The skies opened up and dumped inordinate amounts of white shit on us overnight, and I spent about an hour today shoveling out the Volvo so I could meet a friend for lunch at the Java. I’d kind of forgotten about the tendonosis in my right shoulder and the pain in my left elbow. Now I am remembering them quite vividly. No matter how young I might feel inside or even how young I appear to others, I still have the body of a sedentary 52-year-old woman.

Anyway, I did get the car out and drove it into town very carefully as it was extremely slippery, and my friend and I had a lovely meeting. She’s a biology professor who has taken the last seven years off, more or less, in order to bear and raise children. Now that she has emerged from her “mommy bubble” she’s finding that she has to reconnect with things outside of the sheltered domesticity to which she has become accustomed. That means going off without her husband, and having lunch at the local café with a girlfriend is a novel experience now.

We chatted about many things: children, how sex gets better as one gets older, knitting, internet friendships, writing books, and have decided that we will start a knitting circle to meet at the Java on Monday afternoons. This will spur me to start a project I’ve been thinking about for a while, but somehow haven’t had the energy to begin.

While I was out, I went to the bank, bought milk and sundry other groceries, and stopped at the feed store to get a new bird feeder. Yesterday as I was lifting the old one down to refill it, I accidentally broke off the dowel on which the birds perch as they peck. The wood was so tired that it cracked right at the screw that held it in place, and I noticed that the ends where the talons clutch were worn down to nubbins. So I suppose it was time. The new feeder holds more than twice as many seeds as the old one, which means I should be filling it less often.

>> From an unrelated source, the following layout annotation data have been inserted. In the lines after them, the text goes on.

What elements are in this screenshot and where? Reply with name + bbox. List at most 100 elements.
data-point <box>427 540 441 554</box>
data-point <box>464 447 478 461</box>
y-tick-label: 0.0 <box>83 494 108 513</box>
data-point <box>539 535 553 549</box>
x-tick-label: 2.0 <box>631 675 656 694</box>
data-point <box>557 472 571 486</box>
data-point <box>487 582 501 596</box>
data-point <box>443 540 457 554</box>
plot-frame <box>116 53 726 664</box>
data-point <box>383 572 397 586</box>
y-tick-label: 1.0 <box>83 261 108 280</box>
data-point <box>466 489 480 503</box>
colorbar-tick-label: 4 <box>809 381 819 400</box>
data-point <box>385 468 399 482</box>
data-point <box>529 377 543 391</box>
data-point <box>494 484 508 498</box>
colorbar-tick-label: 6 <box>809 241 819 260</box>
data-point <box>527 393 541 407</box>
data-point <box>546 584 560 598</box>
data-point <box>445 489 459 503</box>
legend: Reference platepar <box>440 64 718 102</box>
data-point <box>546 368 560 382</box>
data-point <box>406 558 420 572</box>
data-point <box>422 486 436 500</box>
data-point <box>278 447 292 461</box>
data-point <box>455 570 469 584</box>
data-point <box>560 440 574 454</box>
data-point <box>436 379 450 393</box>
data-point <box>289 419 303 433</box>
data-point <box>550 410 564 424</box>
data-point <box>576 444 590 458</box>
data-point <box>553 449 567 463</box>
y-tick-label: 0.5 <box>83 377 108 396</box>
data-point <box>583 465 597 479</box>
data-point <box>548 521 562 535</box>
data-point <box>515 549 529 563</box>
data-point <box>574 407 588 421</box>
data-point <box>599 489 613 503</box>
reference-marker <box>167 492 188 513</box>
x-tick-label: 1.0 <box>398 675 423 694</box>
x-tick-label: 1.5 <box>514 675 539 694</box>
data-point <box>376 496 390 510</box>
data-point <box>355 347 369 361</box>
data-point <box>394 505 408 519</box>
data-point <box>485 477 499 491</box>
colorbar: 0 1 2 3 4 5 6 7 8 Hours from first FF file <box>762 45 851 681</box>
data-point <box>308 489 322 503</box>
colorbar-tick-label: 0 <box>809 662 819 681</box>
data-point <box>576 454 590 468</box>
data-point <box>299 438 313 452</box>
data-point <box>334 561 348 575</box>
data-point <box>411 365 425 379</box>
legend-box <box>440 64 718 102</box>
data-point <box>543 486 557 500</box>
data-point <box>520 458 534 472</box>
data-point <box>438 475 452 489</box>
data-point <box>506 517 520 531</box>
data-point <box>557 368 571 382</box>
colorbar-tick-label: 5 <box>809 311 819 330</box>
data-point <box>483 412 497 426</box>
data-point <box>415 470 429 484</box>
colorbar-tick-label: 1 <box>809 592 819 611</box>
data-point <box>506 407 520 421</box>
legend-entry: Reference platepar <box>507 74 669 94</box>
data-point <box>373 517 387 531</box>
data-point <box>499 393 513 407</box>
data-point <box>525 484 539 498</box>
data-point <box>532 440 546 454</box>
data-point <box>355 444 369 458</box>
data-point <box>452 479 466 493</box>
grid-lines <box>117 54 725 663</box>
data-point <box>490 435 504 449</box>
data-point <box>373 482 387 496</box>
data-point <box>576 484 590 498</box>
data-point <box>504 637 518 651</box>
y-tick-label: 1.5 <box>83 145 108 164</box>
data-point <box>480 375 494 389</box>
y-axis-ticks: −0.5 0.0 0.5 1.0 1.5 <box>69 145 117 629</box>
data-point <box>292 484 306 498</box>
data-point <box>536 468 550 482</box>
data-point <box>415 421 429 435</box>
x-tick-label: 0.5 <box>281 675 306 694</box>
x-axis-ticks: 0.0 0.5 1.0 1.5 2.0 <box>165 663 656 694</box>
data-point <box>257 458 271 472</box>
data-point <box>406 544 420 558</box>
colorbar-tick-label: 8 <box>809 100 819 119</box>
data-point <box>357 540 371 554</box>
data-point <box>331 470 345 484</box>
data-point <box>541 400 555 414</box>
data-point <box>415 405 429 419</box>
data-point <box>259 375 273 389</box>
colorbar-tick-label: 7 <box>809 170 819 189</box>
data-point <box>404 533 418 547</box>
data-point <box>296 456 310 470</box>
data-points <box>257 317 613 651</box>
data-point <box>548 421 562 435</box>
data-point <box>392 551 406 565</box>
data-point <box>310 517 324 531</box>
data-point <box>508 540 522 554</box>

Hubby phoned from Florida and passed me to his mother, whose 80th birthday it is today. She is very happy to have three of her sons with her to celebrate it. As I was in the attic playing on the computer, I heard the snow plow come by and ran to look out the window. The end of the driveway that I so painstakingly cleared this morning is now impassable. You know what I’ll be doing tomorrow early, don’t you?